Si notre temps, nos moments ('eth / kairos) qui se succèdent (au rythme des saisons – zeman / chronos), sont signe de perte, de manquement, de déficience, ils sont cependant « rachetables » comme tels, comme instants éternels, en bonheur (Ecc 3, 12) : cf. « rachetez le temps », le moment ('eth / kairos) – dans les termes de Paul (aux Ep 5, 16 ; ou aux Col 4, 5), termes qu'il accompagne d’une citation d’Amos (5, 13) – « car les jours sont mauvais » – où le prophète recommande au peuple une conduite intelligente de silence et de recherche de Dieu, pour détourner la menace qui pèse la corruption d’un mauvais temps. Il s’agit d’imprégner ce temps, cet instant (kairos) de la plénitude du temps céleste, du monde éternel ('olam, aïon/éon).

Il s’agit de racheter le moment ('eth / kairos) en vivant selon le temps éternel ('olam / aïon/éon), dans le repos de Dieu. Dans l'alternance des temps des versets 1-8, adviennent des moments difficiles, voire terribles, et des moments favorables. C’est la brèche de l’irruption du salut du temps, de l'instant ('eth / kairos) : ici se rachète le temps, l'instant, qui sans cela est la mesure de notre déperdition (zeman / chronos), mesure de ce qui passe.

Dans la perception du cœur (Ecc 3, 11) qu’il est un temps éternel, 'olam / aïon, une plénitude conçue intuitivement comme donnée dans notre seul rapport vrai au temps, c'est-à-dire comme instant ('eth / kairos) – dans cette perception d'une plénitude qui n’est pas marquée par le manque, une saisie vraie de nos instants reçus comme temps total nous les donne comme possibilité de bonheur.

Ainsi apparaît ce qu’il faut faire dans le présent pour « racheter le temps » : ne pas se soumettre à une vision de ses fluctuations qui le ferait percevoir comme perte, ne pas se conformer au siècle présent (cf.

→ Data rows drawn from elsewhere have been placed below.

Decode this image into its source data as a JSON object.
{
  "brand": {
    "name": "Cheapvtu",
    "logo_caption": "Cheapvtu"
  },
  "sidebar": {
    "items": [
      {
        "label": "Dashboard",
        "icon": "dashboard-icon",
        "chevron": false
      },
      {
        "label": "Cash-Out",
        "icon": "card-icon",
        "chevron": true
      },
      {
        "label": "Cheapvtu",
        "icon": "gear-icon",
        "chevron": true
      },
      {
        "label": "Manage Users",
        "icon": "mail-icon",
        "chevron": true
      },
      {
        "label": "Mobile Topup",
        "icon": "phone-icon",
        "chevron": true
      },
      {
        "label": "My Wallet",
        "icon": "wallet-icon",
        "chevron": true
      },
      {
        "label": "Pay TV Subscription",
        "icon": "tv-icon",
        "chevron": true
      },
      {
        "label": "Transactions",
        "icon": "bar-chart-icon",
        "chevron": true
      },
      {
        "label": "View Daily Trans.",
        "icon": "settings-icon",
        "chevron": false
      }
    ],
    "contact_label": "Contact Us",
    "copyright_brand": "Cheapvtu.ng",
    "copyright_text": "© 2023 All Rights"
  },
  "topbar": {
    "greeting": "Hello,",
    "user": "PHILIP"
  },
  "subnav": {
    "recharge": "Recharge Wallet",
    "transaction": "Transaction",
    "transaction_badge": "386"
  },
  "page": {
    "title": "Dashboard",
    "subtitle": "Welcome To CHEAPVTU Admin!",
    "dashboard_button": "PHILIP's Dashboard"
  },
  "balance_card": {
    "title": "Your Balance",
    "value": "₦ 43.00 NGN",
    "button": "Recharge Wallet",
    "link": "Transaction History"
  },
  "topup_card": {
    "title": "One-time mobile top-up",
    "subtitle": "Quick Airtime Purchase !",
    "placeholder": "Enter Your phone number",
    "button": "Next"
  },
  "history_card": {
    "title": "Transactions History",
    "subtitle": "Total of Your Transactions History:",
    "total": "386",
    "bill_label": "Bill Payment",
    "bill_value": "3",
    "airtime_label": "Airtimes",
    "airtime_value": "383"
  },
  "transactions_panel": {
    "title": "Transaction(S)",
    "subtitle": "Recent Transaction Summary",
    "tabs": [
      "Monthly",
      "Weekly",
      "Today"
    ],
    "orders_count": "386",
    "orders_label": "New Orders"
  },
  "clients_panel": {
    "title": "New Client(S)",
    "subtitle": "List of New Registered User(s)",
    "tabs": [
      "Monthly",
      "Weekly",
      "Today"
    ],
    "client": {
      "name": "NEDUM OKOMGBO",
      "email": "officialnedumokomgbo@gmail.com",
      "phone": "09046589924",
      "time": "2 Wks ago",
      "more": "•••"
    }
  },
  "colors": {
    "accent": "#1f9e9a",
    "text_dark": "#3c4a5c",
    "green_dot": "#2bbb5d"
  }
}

Ro 11), mais se fixer résolument dans la vérité, loi du siècle éternel, incorruptible, pour racheter chaque instant de ce temps-ci. Emplir chaque instant de gratuité...

Vivre dans le siècle éternel se manifeste ainsi en ce siècle dans une attitude concrète : il ne s’agit pas de le fuir, mais d’en signifier dans la fidélité au quotidien, le rachat de chaque instant, don de gratuité, comme présence du siècle éternel.


RP
L'Ecclésiaste

Église protestante unie de France / Poitiers
Étude biblique 2015-2016
Chaque 2e mardi du mois à 14 h 30
& chaque jeudi qui suit le 2e mardi à 20 h 30
3. 8 & 10 décembre (ch. 3) Le temps - (PDF ici)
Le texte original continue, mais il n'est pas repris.